Run torch.jit.script() on a model that uses the Instances class. Since attributes of Instances are “dynamically” added in eager mode,it is difficult for scripting to support it out of the box. This function is made to support scripting a model that uses Instances. It does the following:

  1. Create a scriptable new_Instances class which behaves similarly to Instances, but with all attributes been “static”. The attributes need to be statically declared in the fields argument.

  2. Register new_Instances, and force scripting compiler to use it when trying to compile Instances.

After this function, the process will be reverted. User should be able to script another model using different fields.

Example

Assume that Instances in the model consist of two attributes named proposal_boxes and objectness_logits with type Boxes and Tensor respectively during inference. You can call this function like:

fields = {"proposal_boxes": Boxes, "objectness_logits": torch.Tensor}
torchscipt_model =  scripting_with_instances(model, fields)

Note

It only support models in evaluation mode.

Parameters
  • model (nn.Module) – The input model to be exported by scripting.

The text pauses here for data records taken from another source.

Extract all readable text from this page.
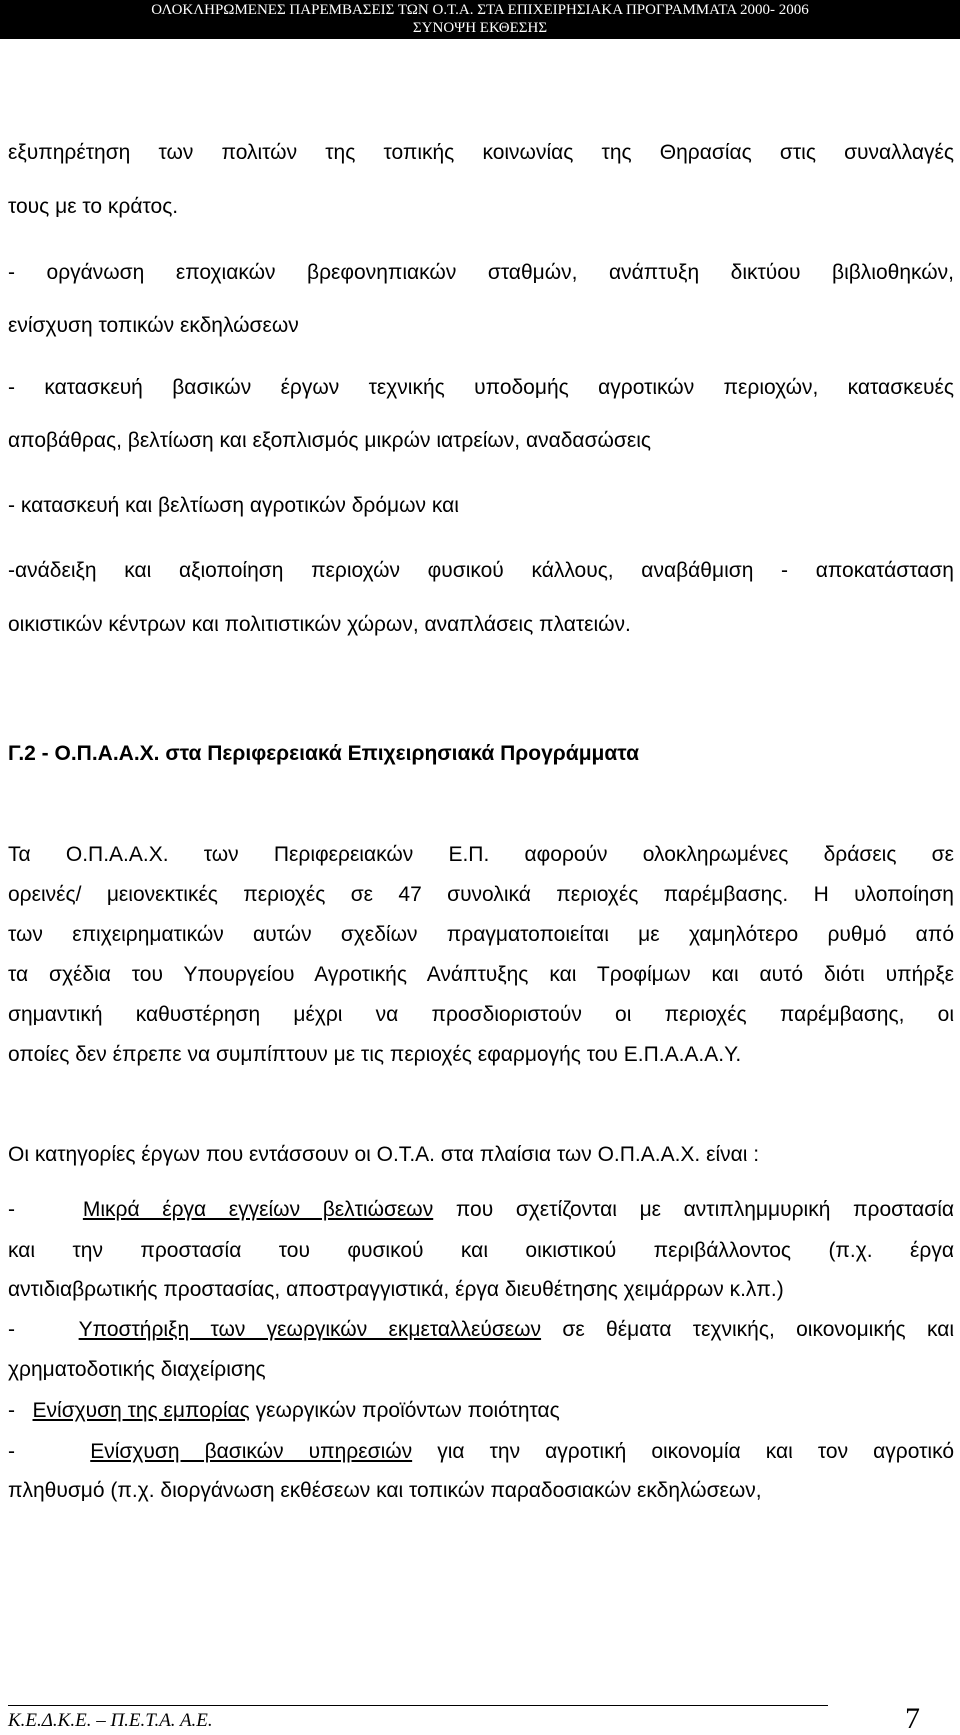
ΟΛΟΚΛΗΡΩΜΕΝΕΣ ΠΑΡΕΜΒΑΣΕΙΣ ΤΩΝ Ο.Τ.Α. ΣΤΑ ΕΠΙΧΕΙΡΗΣΙΑΚΑ ΠΡΟΓΡΑΜΜΑΤΑ 2000- 2006
ΣΥΝΟΨΗ ΕΚΘΕΣΗΣ
εξυπηρέτηση των πολιτών της τοπικής κοινωνίας της Θηρασίας στις συναλλαγές
τους με το κράτος.
- οργάνωση εποχιακών βρεφονηπιακών σταθμών, ανάπτυξη δικτύου βιβλιοθηκών,
ενίσχυση τοπικών εκδηλώσεων
- κατασκευή βασικών έργων τεχνικής υποδομής αγροτικών περιοχών, κατασκευές
αποβάθρας, βελτίωση και εξοπλισμός μικρών ιατρείων, αναδασώσεις
- κατασκευή και βελτίωση αγροτικών δρόμων και
-ανάδειξη και αξιοποίηση περιοχών φυσικού κάλλους, αναβάθμιση - αποκατάσταση
οικιστικών κέντρων και πολιτιστικών χώρων, αναπλάσεις πλατειών.
Γ.2 - Ο.Π.Α.Α.Χ. στα Περιφερειακά Επιχειρησιακά Προγράμματα
Τα Ο.Π.Α.Α.Χ. των Περιφερειακών Ε.Π. αφορούν ολοκληρωμένες δράσεις σε
ορεινές/ μειονεκτικές περιοχές σε 47 συνολικά περιοχές παρέμβασης. Η υλοποίηση
των επιχειρηματικών αυτών σχεδίων πραγματοποιείται με χαμηλότερο ρυθμό από
τα σχέδια του Υπουργείου Αγροτικής Ανάπτυξης και Τροφίμων και αυτό διότι υπήρξε
σημαντική καθυστέρηση μέχρι να προσδιοριστούν οι περιοχές παρέμβασης, οι
οποίες δεν έπρεπε να συμπίπτουν με τις περιοχές εφαρμογής του Ε.Π.Α.Α.Α.Υ.
Οι κατηγορίες έργων που εντάσσουν οι Ο.Τ.Α. στα πλαίσια των Ο.Π.Α.Α.Χ. είναι :
-	Μικρά έργα εγγείων βελτιώσεων που σχετίζονται με αντιπλημμυρική προστασία
και την προστασία του φυσικού και οικιστικού περιβάλλοντος (π.χ. έργα
αντιδιαβρωτικής προστασίας, αποστραγγιστικά, έργα διευθέτησης χειμάρρων κ.λπ.)
-	Υποστήριξη των γεωργικών εκμεταλλεύσεων σε θέματα τεχνικής, οικονομικής και
χρηματοδοτικής διαχείρισης
- Ενίσχυση της εμπορίας γεωργικών προϊόντων ποιότητας
-	Ενίσχυση βασικών υπηρεσιών για την αγροτική οικονομία και τον αγροτικό
πληθυσμό (π.χ. διοργάνωση εκθέσεων και τοπικών παραδοσιακών εκδηλώσεων,
Κ.Ε.Δ.Κ.Ε. – Π.Ε.Τ.Α. Α.Ε.	7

  • fields (Dict[str, type]) – Attribute names and corresponding type that Instances will use in the model. Note that all attributes used in Instances need to be added, regardless of whether they are inputs/outputs of the model. Data type not defined in detectron2 is not supported for now.

Returns

torch.jit.ScriptModule – the model in torchscript format

detectron2.export.dump_torchscript_IR(model, dir)[source]

Dump IR of a TracedModule/ScriptModule/Function in various format (code, graph, inlined graph). Useful for debugging.

Parameters
  • model (TracedModule/ScriptModule/ScriptFUnction) – traced or scripted module

  • dir (str) – output directory to dump files.